Vogelstein v. Lander, Round 1

- Ethan Cerami


Last month, Bert Vogelstein (of Johns Hopkins) and Eric Lander (of the Broad Institute) published head-to-head reviews surveying the successes and future of cancer genomics.

Lander and co-author Levi Garraway, offered a vision of an expansive frontier, a field just in its “infancy”, and ripe with future promise. Cancer genomics has given us much, and we have much work left to do – thousands more samples, rare cancer types, metastatic samples, probing the “dark matter” of the cancer genome, and better profiling of resistance mutations. And, this is just the beginning.

In sharp contrast, Vogelstein et al. offered a more measured vision, arguing that most recurrent drivers in most major cancer types have now been discovered. The parts list is more or less complete, and the opportunity for discovering major new cancer genes is “plateauing”. We therefore need to move onto new opportunities, including more detailed cancer pathway analysis, earlier diagnostics, and better cancer prevention. This is not a field in its infancy, as heralded by Lander. It’s a field that that’s only eight years old, but already winding down. It’s time to move on. Time for the next, new thing.
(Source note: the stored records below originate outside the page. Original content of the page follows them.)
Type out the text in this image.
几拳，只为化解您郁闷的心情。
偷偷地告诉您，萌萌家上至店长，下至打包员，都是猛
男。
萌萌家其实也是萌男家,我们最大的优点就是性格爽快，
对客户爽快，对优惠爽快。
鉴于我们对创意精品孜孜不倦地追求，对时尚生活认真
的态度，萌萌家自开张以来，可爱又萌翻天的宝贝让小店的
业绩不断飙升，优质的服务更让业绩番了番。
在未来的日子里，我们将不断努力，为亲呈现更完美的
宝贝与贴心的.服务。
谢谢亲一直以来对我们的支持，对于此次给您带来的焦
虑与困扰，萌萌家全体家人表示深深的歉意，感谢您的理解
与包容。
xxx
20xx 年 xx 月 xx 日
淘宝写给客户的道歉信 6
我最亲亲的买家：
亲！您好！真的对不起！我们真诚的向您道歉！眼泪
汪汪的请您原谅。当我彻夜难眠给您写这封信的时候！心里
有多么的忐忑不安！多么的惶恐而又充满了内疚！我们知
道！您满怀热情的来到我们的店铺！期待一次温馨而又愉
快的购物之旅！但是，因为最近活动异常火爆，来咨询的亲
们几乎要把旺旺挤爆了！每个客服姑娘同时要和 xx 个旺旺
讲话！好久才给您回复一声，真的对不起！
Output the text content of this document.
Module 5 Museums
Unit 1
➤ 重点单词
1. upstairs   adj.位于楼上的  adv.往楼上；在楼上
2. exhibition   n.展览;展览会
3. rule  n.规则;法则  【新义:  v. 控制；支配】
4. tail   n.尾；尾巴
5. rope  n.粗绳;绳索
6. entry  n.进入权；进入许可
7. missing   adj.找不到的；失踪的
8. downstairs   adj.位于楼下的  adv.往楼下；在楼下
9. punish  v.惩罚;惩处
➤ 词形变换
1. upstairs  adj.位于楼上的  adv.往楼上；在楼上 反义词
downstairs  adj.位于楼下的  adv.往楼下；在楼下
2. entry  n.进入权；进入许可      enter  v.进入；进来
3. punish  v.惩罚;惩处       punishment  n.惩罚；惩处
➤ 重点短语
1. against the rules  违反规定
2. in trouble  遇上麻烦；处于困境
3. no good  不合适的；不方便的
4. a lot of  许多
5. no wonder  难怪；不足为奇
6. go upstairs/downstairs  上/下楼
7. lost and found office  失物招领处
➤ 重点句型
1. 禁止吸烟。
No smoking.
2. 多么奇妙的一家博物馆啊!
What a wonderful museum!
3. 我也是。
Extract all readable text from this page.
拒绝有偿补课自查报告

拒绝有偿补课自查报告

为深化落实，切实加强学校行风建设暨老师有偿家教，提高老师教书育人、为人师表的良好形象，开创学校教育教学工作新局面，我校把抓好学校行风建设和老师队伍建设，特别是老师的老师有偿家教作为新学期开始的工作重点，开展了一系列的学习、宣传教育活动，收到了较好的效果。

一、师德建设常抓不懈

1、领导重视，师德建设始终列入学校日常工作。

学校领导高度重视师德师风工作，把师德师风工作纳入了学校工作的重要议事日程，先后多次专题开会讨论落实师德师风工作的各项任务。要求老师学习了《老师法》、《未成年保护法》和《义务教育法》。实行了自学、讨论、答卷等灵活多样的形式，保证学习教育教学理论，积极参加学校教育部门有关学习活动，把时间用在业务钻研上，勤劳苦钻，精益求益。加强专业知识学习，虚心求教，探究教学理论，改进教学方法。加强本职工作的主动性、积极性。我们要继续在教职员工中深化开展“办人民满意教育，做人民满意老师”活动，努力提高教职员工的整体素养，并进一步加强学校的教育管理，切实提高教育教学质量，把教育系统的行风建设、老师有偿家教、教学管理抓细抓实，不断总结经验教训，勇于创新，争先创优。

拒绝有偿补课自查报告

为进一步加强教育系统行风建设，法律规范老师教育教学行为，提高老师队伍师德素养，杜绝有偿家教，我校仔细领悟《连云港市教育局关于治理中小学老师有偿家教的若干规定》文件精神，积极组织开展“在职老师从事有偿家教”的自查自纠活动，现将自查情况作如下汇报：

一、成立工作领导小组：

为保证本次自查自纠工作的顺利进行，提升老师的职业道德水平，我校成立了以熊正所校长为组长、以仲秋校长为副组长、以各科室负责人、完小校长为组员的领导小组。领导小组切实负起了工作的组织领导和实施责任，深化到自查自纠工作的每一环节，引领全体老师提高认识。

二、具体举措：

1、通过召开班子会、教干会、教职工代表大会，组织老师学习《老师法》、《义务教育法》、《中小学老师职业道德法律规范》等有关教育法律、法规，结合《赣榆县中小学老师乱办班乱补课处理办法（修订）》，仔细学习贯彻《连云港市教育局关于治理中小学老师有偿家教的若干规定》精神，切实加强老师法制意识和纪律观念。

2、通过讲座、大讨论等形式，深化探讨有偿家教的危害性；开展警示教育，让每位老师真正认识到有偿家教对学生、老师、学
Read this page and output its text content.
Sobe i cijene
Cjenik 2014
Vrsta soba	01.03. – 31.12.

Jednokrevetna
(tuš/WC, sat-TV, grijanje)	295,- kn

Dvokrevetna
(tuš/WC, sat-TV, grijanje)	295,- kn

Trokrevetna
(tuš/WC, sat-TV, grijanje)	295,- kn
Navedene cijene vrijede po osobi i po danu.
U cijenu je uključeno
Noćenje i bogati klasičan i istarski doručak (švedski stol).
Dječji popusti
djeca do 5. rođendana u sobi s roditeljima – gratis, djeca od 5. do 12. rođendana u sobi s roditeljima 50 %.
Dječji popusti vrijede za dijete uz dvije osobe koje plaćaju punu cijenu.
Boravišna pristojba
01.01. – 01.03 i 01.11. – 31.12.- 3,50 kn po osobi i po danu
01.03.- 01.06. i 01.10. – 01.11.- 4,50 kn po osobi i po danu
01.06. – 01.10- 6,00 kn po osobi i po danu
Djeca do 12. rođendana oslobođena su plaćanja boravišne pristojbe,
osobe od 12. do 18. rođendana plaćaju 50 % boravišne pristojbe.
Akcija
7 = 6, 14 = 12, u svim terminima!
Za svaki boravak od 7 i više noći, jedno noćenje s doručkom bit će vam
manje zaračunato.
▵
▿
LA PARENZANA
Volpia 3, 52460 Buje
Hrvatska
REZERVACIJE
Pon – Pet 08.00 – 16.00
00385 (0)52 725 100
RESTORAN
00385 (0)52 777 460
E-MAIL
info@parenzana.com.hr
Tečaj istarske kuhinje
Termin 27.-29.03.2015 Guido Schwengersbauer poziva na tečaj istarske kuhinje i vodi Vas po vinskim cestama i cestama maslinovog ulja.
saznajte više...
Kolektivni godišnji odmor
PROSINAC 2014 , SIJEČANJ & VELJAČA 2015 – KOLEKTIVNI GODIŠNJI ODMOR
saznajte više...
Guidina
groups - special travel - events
I love the idea of the ‘endless frontier’, and deep down, I really do hope Lander is right. But, reading this week’s Cancer Genome Atlas (TCGA) paper on AML, I worry that Vogelstein could be spot on. The paper is good, well done, well written, but as I read it, the main question kept nagging me: what’s new here? Significantly mutated genes? All known. Fusions? A few novel ones, but no real standouts. New pathways? No new ones, but certainly some interesting details regarding mutually exclusive and cooperative genomic events. Read the abstract, and it’s even harder to identify the real novel discoveries here.

Of course, the AML genome is one of the most studied, and it has a comparatively quiet genome, compared to other cancer types. Timothy Ley and colleagues at Washington University have also spent the past decade sequencing, profiling, and dissecting it – and have made major discoveries along the way, specifically in identifying IDH1 and DNMT3A mutations. But, this most recent paper feels like the cherry on top of all that hard work. And, David Steensma summed it up quite well in a companion essay in the New England Journal of Medicine:

It is likely that all the common, recurrent genetic lesions in AML - the molecular equivalents of major causes of death, such as stroke and heart disease – are now described… Within 2 years, the door to major new genetic findings will also close for most other common neoplasms and even for some rare tumors.

As the remaining TCGA tumor types are published, we can hope for some exciting new discoveries. But, as the TCGA wraps up in the next few years, what’s next? Are we entering a bold new frontier, or have we already plateaued?